Konferensi pers kuasa hukum putra Presiden Soeharto, Bambang Trihatmodjo/Ist
Putra Presiden Soeharto, Bambang Trihatmodjo meminta pemerintah dalam hal ini Kementerian Keuangan untuk tidak terus menagih utang Sea Games 1997. Pasalnya, pemerintah hingga saat ini, masih menganggap dana talangan untuk Sea Games 1997 sebagai piutang negara.
Kuasa hukum Bambang Trihadmodjo, Hardjuno Wiwoho menegaskan, sejak awal uang yang diberikan untuk dana talangan pun sumbernya bukan dari APBN. Tetapi, uang tersebut berasal dari pihak swasta, yakni dana pungutan reboisasi dari Kementerian Kehutanan.
"Kita trace itu bukan dari kas Kemensetneg tapi dari Kementerian Kehutanan, sumbernya dari dana reboisasi. Dana yang memang didapatkan dari pihak swasta," ujar Hardjuno dalam konferensi pers di Jakarta, Rabu (23/3).
Dikatakan Hardjuno, dana talangan yang jadi masalah diberikan oleh pemerintah kala itu melalui Kementerian Sekretariat Negara kepada konsorsium swasta mitra penyelenggara Sea Games 1997 yang dipimpin oleh Bambang Trihatmodjo.
Dana sebesar Rp 35 miliar kala itu, kata dia, diambil pemerintah dari dana reboisasi yang ditampung di Kementerian Kehutanan. Namun secara keseluruhan, jumlah piutang negara yang ditagih Menteri Keuangan Sri Mulyani kepada Bambang Trihatmodjo mencapai Rp 64 miliar.
Angka itu dari akumulasi pinjaman pokok sebesar Rp 35 miliar ditambah dengan bunga sebesar 15 persen dengan jangka waktu 1 tahun atau selama periode 8 Oktober 1997 hingga 8 Oktober 1998.

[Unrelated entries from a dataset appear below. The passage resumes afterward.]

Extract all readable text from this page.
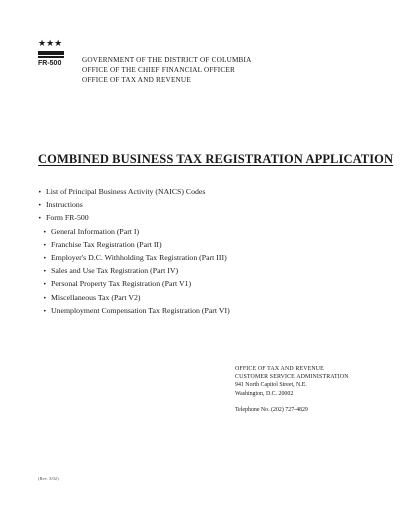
★★★
FR-500	GOVERNMENT OF THE DISTRICT OF COLUMBIA
OFFICE OF THE CHIEF FINANCIAL OFFICER
OFFICE OF TAX AND REVENUE
COMBINED BUSINESS TAX REGISTRATION APPLICATION
• List of Principal Business Activity (NAICS) Codes
• Instructions
• Form FR-500
• General Information (Part I)
• Franchise Tax Registration (Part II)
• Employer's D.C. Withholding Tax Registration (Part III)
• Sales and Use Tax Registration (Part IV)
• Personal Property Tax Registration (Part V1)
• Miscellaneous Tax (Part V2)
• Unemployment Compensation Tax Registration (Part VI)
OFFICE OF TAX AND REVENUE
CUSTOMER SERVICE ADMINISTRATION
941 North Capitol Street, N.E.
Washington, D.C. 20002
Telephone No. (202) 727-4829
(Rev. 3/02)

"Kalau dihitung secara detail belum pernah ada sinkronisasi terkait nilainya, tapi yang ditagihkan sekitar Rp 64 miliar. Jadi pokok Rp 35 miliar dengan bunga 15 persen, jadi sekian. Itu juga kan juga jauh dari nilai keadilan," ujar Prisma Wardhana Sasmita, anggota tim kuasa hukum Bambang.
Menurut Prisma, sebenarnya pihak yang patut bertanggung adalah PT Tata Insani Mukti (TIM). Walaupun saat itu, Bambang menjabat sebagai komisaris utama TIM, dia bukan pemegang saham perusahaan.
TIM sendiri merupakan pihak swasta yang bergabung dalam Konsorsium Mitra Penyelenggaraan SEA Games XIX tahun 1997. Bergabungnya TIM berdasarkan penandatanganan MoU pada 14 Oktober 1996. Sementara, dari pihak pemerintah ada Kemenpora, KONI, dan Menkokesra.
Penyelenggaraan SEA Games XIX mengalami permasalahan biaya karena Indonesia mendadak menjadi tuan rumah menggantikan Brunei Darussalam. Awalnya biaya yang diminta oleh Kemenpora/KONI sekitar Rp 70 miliar. Namun belakangan, biaya membengkak menjadi Rp 156,6 miliar.
Saat itu negara tidak ada alokasi anggaran dari sisi APBN. Sementara KONI mendadak meminta dana tambahan sebesar Rp 35 miliar untuk pembinaan atlet. Padahal saat itu konsorsium swasta hanya menyanggupi mencarikan dana penyelenggaraan sebesar Rp 70 miliar.